La sparterie, activité artisanale à base de matière végétale est pratiquée à travers, toute la Tunisie, Nabeul est sa capitale des nattiers.
La récolte des joncs, smar, était avant l’intervention du domaine public gérée d’une manière originale.
Les nattes qui couvrent les parquets des mosquées et des Mausolées des Saints, les entrées des maisons, les banquettes des cafés et comme isolation entre le lit et le parterre, et de parfaits tapis végétaux pour les travaux domestiques, séchage de couscous ou d’autres épices quand les nattes, couvertes de draperies immaculées sont étalées au milieu des patios ou sur les terrasses.
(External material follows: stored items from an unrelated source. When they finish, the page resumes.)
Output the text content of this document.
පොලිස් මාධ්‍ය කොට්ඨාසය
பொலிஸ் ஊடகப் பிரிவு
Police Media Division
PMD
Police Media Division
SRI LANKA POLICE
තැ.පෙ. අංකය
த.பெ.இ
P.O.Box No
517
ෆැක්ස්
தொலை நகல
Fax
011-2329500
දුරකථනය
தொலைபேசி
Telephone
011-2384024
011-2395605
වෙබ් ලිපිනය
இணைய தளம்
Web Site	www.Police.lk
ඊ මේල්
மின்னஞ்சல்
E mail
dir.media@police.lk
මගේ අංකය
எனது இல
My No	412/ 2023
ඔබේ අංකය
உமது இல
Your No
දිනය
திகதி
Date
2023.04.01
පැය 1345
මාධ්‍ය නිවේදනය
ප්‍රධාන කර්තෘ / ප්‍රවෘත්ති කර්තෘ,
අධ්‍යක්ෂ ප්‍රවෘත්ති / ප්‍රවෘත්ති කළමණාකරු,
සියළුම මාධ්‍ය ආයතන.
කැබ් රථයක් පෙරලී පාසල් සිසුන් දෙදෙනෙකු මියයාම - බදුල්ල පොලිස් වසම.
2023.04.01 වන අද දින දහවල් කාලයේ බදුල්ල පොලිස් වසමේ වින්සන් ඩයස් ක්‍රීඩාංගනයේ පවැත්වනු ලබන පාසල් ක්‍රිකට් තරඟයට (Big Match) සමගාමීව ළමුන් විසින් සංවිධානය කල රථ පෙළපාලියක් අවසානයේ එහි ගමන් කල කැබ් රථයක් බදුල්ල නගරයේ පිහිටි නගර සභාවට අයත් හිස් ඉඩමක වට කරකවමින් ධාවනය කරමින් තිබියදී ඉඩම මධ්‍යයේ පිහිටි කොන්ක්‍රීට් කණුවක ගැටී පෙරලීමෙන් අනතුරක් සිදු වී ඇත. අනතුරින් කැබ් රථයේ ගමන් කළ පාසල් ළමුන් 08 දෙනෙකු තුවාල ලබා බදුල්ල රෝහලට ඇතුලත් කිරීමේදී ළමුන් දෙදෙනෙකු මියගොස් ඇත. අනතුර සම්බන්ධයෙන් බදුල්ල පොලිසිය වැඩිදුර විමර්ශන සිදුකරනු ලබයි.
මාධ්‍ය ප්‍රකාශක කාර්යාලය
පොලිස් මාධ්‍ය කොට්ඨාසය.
Les nattiers sont presque tous à Nabeul et au même quartier, le Rbat où s’étire la rue des nattiers.
Le travail du nattier se fait à domicile dans un atelier attenant à la maison à condition qu’il soit humide. L’atelier du nattier est souvent une grande pièce voûtée surmontée de soupente pour démultiplier l’espace.
La préparation des joncs est une opération qui nécessite un savoir-faire et une patience. D’abord le séchage à l’ombre et à l’abri de la pluie, sinon elles cassent ou pourrissent. Ensuite les joncs sont triés selon les teintes, la taille et le calibre pour assurer l’homogénéité de la trame et l’unicité tinctoriale de chaque pièce. Puis le nattier s’applique à teindre les joncs d’ornementation qui assurent les motifs et les rayures avec des couleurs naturelles d’origine végétale, généralement la garance et les écorces de grenades. Chaque nattier garde un secret pour réaliser ses teintes qui font sa célébrité.
L’année 1942 a connu la fièvre de production des nattes, l’armée allemande passa une grande commande pour le couchage de ses troupes et l’on introduisit la teinture chimique et d’autres couleurs par les produits de Ciba, Zondoz et Francolor.
Le métier et l’outillage n’exigent aucun capital le métier dit « noul » est fabriqué par le menuisier du coin. Un adage dit : « Le métier du pauvre donne le tapis du pauvre ».
Les ateliers, souvent attenant à la maison, sont signalés par des bottes de joncs dressés devant le seuil, jaune, vert, bordeaux et bleu violet. On étend à l’entrée de l’atelier, lumière oblige, les métiers horizontaux à peine surélevés. La trame est formée par des cordelettes d’alfa, ce qui donnait aux nattes une forme grossière et épaisse, l’introduction des fils en chanvre a permis non seulement la fabrication de nattes fines, mais d’autres objets en jonc bariolé : des cartables, des étuis à cigarettes, des paniers, des sets de tables et même des poufs et des dessus de chaises longues.
Le tissage se fait à deux ou à trois quand la natte est très large et le silence est roi. La dextérité des nattiers est manifeste et la concordance des mains démontrent d’un savoir-faire séculaire que l’on passe de père en fils.
La décoration se fait selon des motifs anciens de formes pures, comme sur les tapis, une sémantisation d’objets usuels, d’animaux et de fleurs, qui confèrent aux produits une ornementation nécessaire à leur commercialisation.
Les nattes sont vendues aux marchés du vendredi à Nabeul, et sur les autres marchés du pays, comme à Djerba et Gabès, leur commerce est souvent couplé avec le commerce de la poterie, comme on le constate au Souk de Sidi Mahrez à Tunis.
Malheureusement la déferlante des objets asiatiques en plastique fait envahir le marché, et l’on trouve aujourd’hui des nattes tissées dans des joncs en plastique qui sont même fabriqué en Jordanie.
L’autre activité de la sparterie est l’ouvrage de l’Alfa.
L’alfa pousse dans les régions des steppes entre Sidi Bouzid et Kasserine, elle est utilisée pour fabriquer des paniers servant aux activités agricoles, gros couffins pour la transport des fruits et légumes, des paniers plats pour éventer les céréales et arachides spécialité de la région, d’énormes bissacs, chargements des mules et surtout les scurtins nécessaires au pressage à froids des olives demandées par les huileries. Maintenant avec la multiplication des plages, les parasols sont formés de structures en bois couverts d’énormes nattes circulaires en alfa. Dar Chaabane et Hammamet conservent cette activité qui est menacée de disparition car les artisans sont presque tous sexagénaires.
Les couffins sont fabriqués A Somaa, Korba et Menzel Horr. Récupérées sur petits palmiers nains les folioles sont séchées, striées et tressées finement en bandes pour fabriquer couffins, sacs et chapeaux. De petites nattes ovales pour la prière individuelles, sajjada, sont aussi fabriquées dans ces localités, et ornées de palmes teintes comme les joncs des nattiers.